Yesterday Michael Smith visited ANU and gave a fun paper called 'Two Kinds of Consequentialism'. Afterwards the pub conversation turned to whether epistemic 'ought' implies 'can'. My hunch is that many different things may be expressed by epistemic uses of 'ought' in different contexts, and (more familiarly) the same kind of thing goes for 'can'. And it might be that for each epistemic 'ought' there's a corresponding 'can' which it implies. Nonetheless, I suspect that all or most (or at least most of the common) uses of the epistemic 'ought' express things which don't imply the things usually expressed by 'can'.
There's a recipe for creating counterexamples to 'ought' implies 'can' in the epistemic case which helps convince me of this. Take your favourite case of someone holding an irrational belief that she epistemically ought not to hold. (E.g. Carrie's believing at 5.40pm that aliens are invading the Earth despite there being absolutely no evidence to that effect.) Then make it so that the subject's holding that belief is beyond her control in your favourite sense. (E.g. Specify that Daniel has attached a brain-manipulating device to Carrie's head so that when he presses his remote control button at 5.40pm she will start believing that aliens are invading the Earth, despite having absolutely no evidence to that effect.) These will be cases where the subject epistemically ought to refrain from believing the proposition in question yet it's not the case that she can refrain from believing it.
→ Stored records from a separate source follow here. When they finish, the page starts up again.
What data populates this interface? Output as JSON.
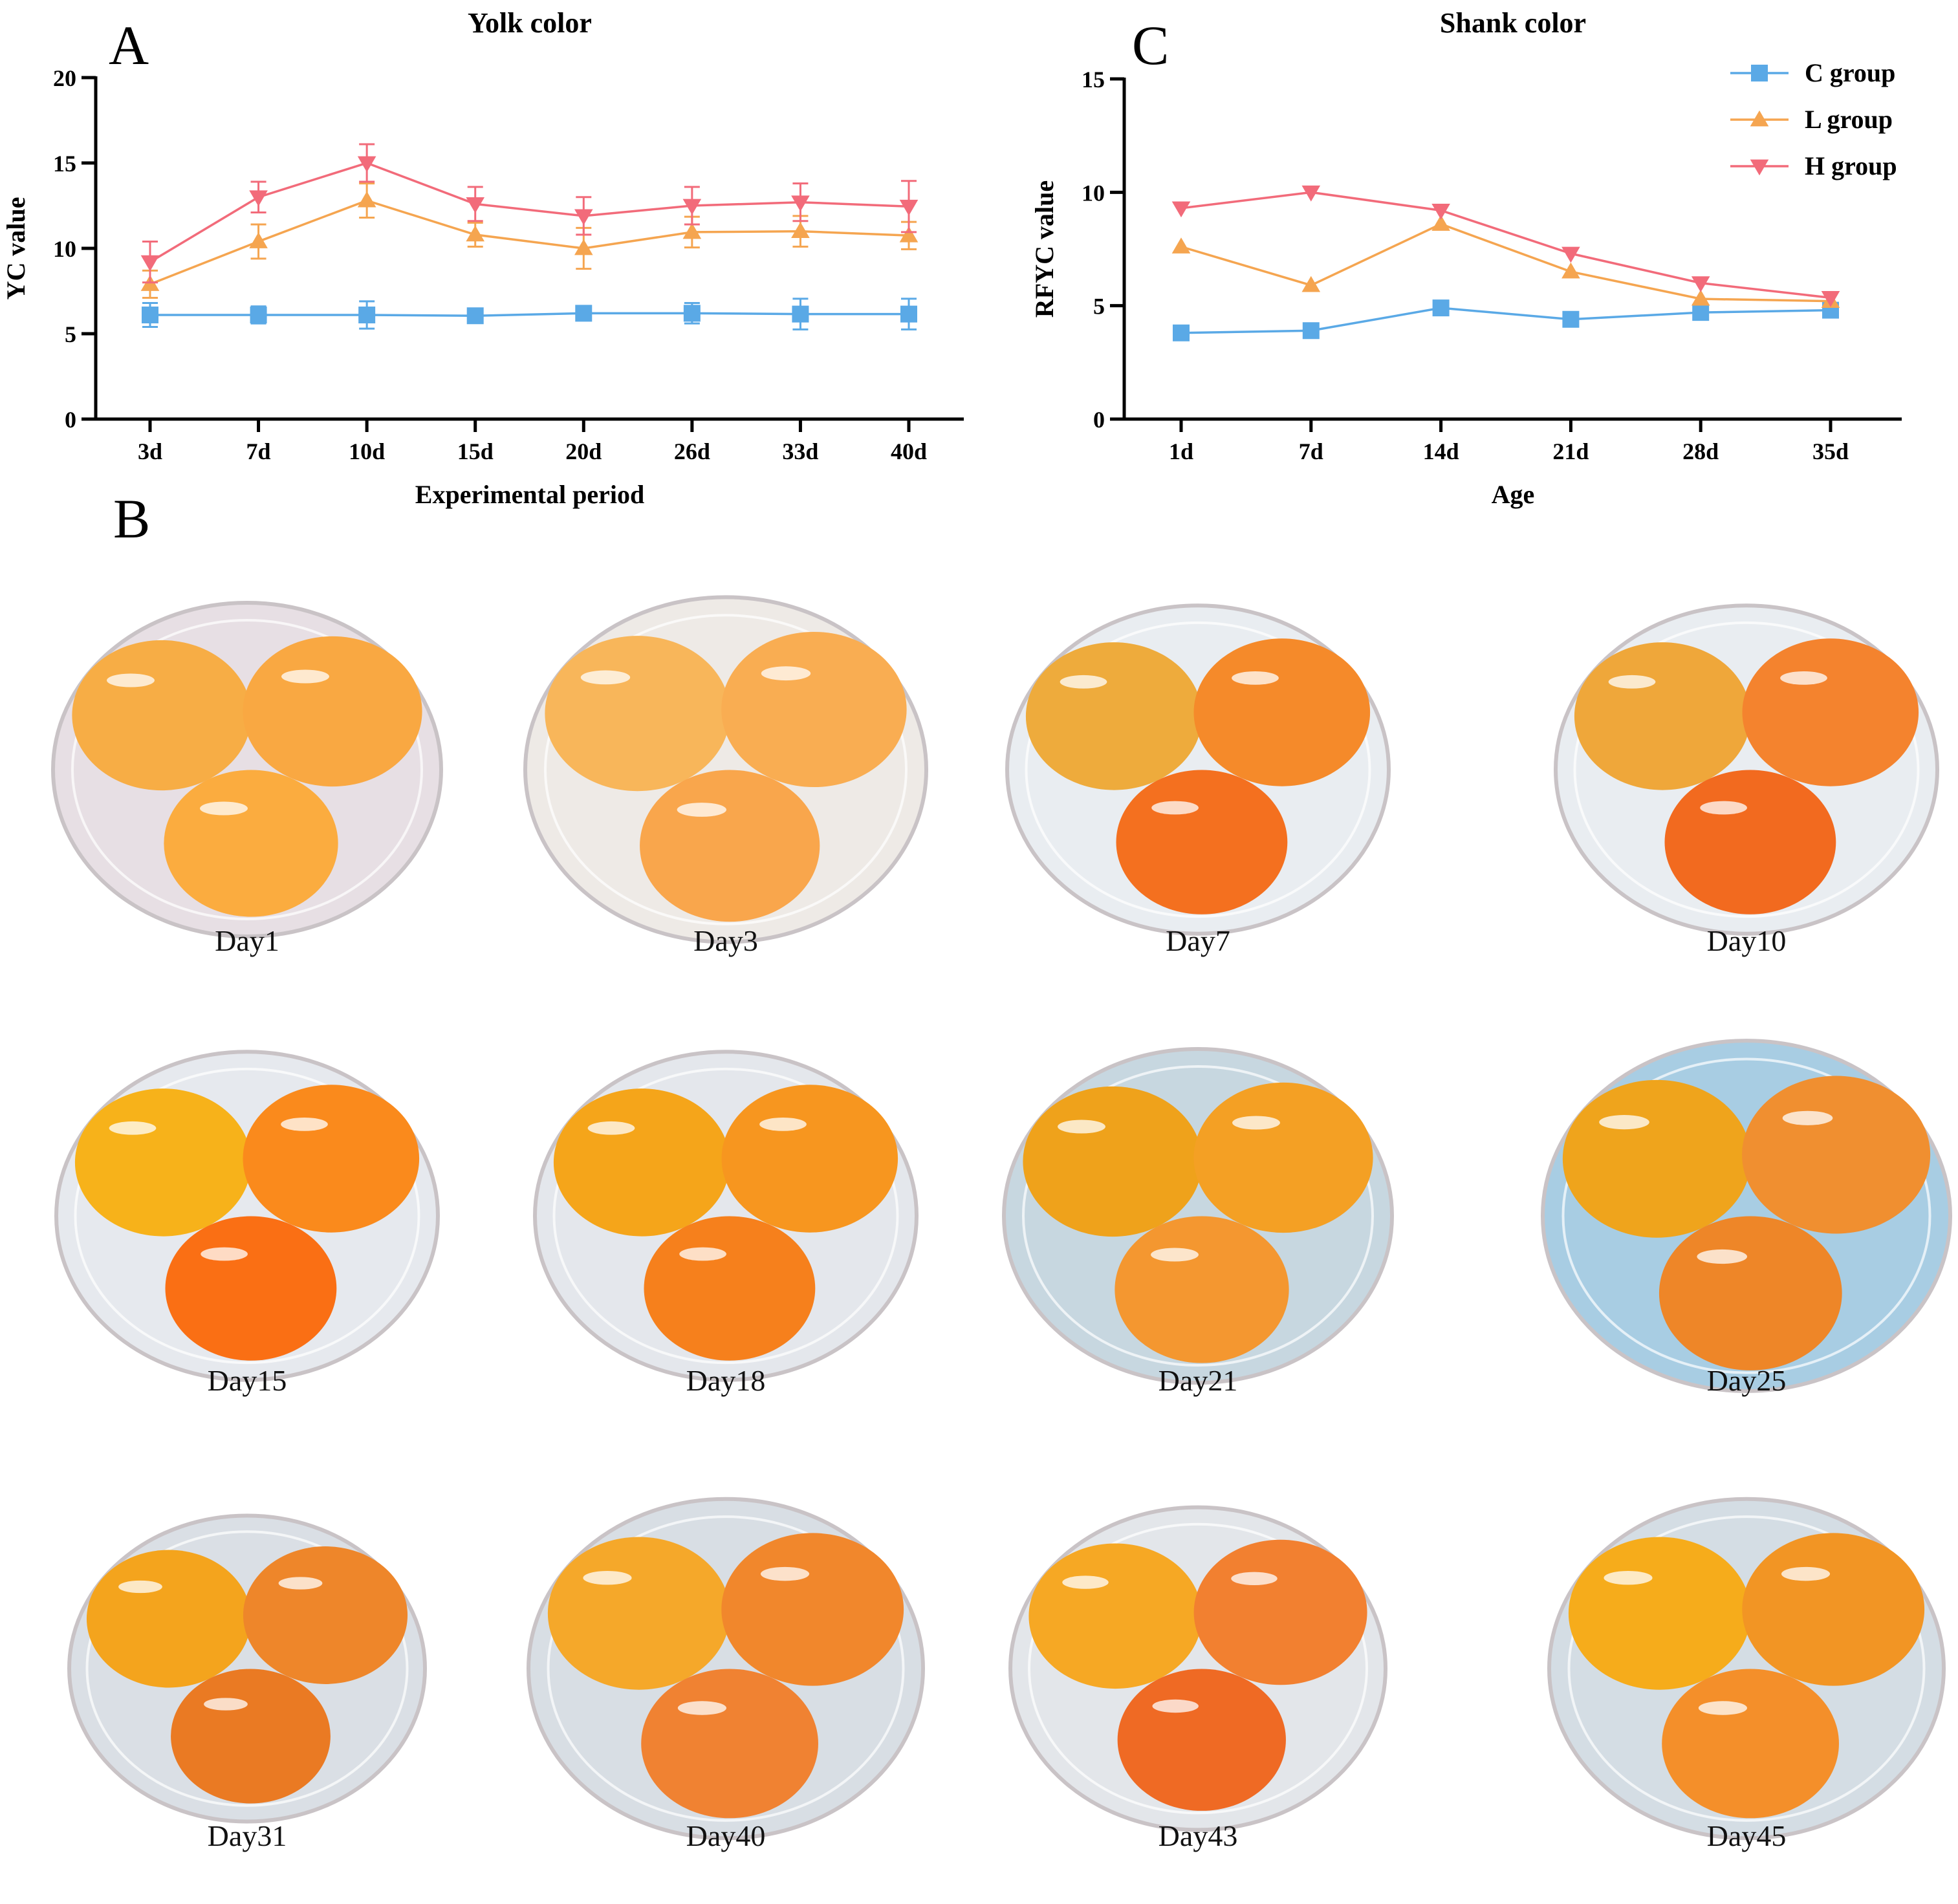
{
  "panels": {
    "a": "A",
    "b": "B",
    "c": "C"
  },
  "chart_data": [
    {
      "type": "line",
      "title": "Yolk color",
      "xlabel": "Experimental period",
      "ylabel": "YC value",
      "ylim": [
        0,
        20
      ],
      "yticks": [
        0,
        5,
        10,
        15,
        20
      ],
      "categories": [
        "3d",
        "7d",
        "10d",
        "15d",
        "20d",
        "26d",
        "33d",
        "40d"
      ],
      "series": [
        {
          "name": "C group",
          "marker": "square",
          "color": "#5aa9e6",
          "values": [
            6.1,
            6.1,
            6.1,
            6.05,
            6.2,
            6.2,
            6.15,
            6.15
          ],
          "errors": [
            0.7,
            0.5,
            0.8,
            0.3,
            0.3,
            0.6,
            0.9,
            0.9
          ]
        },
        {
          "name": "L group",
          "marker": "triangle-up",
          "color": "#f5a550",
          "values": [
            7.9,
            10.4,
            12.8,
            10.8,
            10.0,
            10.95,
            11.0,
            10.75
          ],
          "errors": [
            0.8,
            1.0,
            1.0,
            0.7,
            1.2,
            0.9,
            0.9,
            0.8
          ]
        },
        {
          "name": "H group",
          "marker": "triangle-down",
          "color": "#f26b7a",
          "values": [
            9.2,
            13.0,
            15.0,
            12.6,
            11.9,
            12.5,
            12.7,
            12.45
          ],
          "errors": [
            1.2,
            0.9,
            1.1,
            1.0,
            1.1,
            1.1,
            1.1,
            1.5
          ]
        }
      ]
    },
    {
      "type": "line",
      "title": "Shank color",
      "xlabel": "Age",
      "ylabel": "RFYC value",
      "ylim": [
        0,
        15
      ],
      "yticks": [
        0,
        5,
        10,
        15
      ],
      "categories": [
        "1d",
        "7d",
        "14d",
        "21d",
        "28d",
        "35d"
      ],
      "legend_position": "top-right",
      "series": [
        {
          "name": "C group",
          "marker": "square",
          "color": "#5aa9e6",
          "values": [
            3.8,
            3.9,
            4.9,
            4.4,
            4.7,
            4.8
          ]
        },
        {
          "name": "L group",
          "marker": "triangle-up",
          "color": "#f5a550",
          "values": [
            7.6,
            5.9,
            8.6,
            6.5,
            5.3,
            5.2
          ]
        },
        {
          "name": "H group",
          "marker": "triangle-down",
          "color": "#f26b7a",
          "values": [
            9.3,
            10.0,
            9.2,
            7.3,
            6.0,
            5.35
          ]
        }
      ]
    }
  ],
  "photos": [
    {
      "label": "Day1"
    },
    {
      "label": "Day3"
    },
    {
      "label": "Day7"
    },
    {
      "label": "Day10"
    },
    {
      "label": "Day15"
    },
    {
      "label": "Day18"
    },
    {
      "label": "Day21"
    },
    {
      "label": "Day25"
    },
    {
      "label": "Day31"
    },
    {
      "label": "Day40"
    },
    {
      "label": "Day43"
    },
    {
      "label": "Day45"
    }
  ]
}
It seems to be possible to follow this recipe for various different kinds of epistemic 'ought' (corresponding to various notions of epistemic irrationality) and various kinds of everyday 'can's (corresponding to various notions of control). It doesn't work for the weak 'can' of bare metaphysical possibility, of course, but 'ought'-implies-'can' isn't very interesting unless the 'can' is at least a bit stronger than that.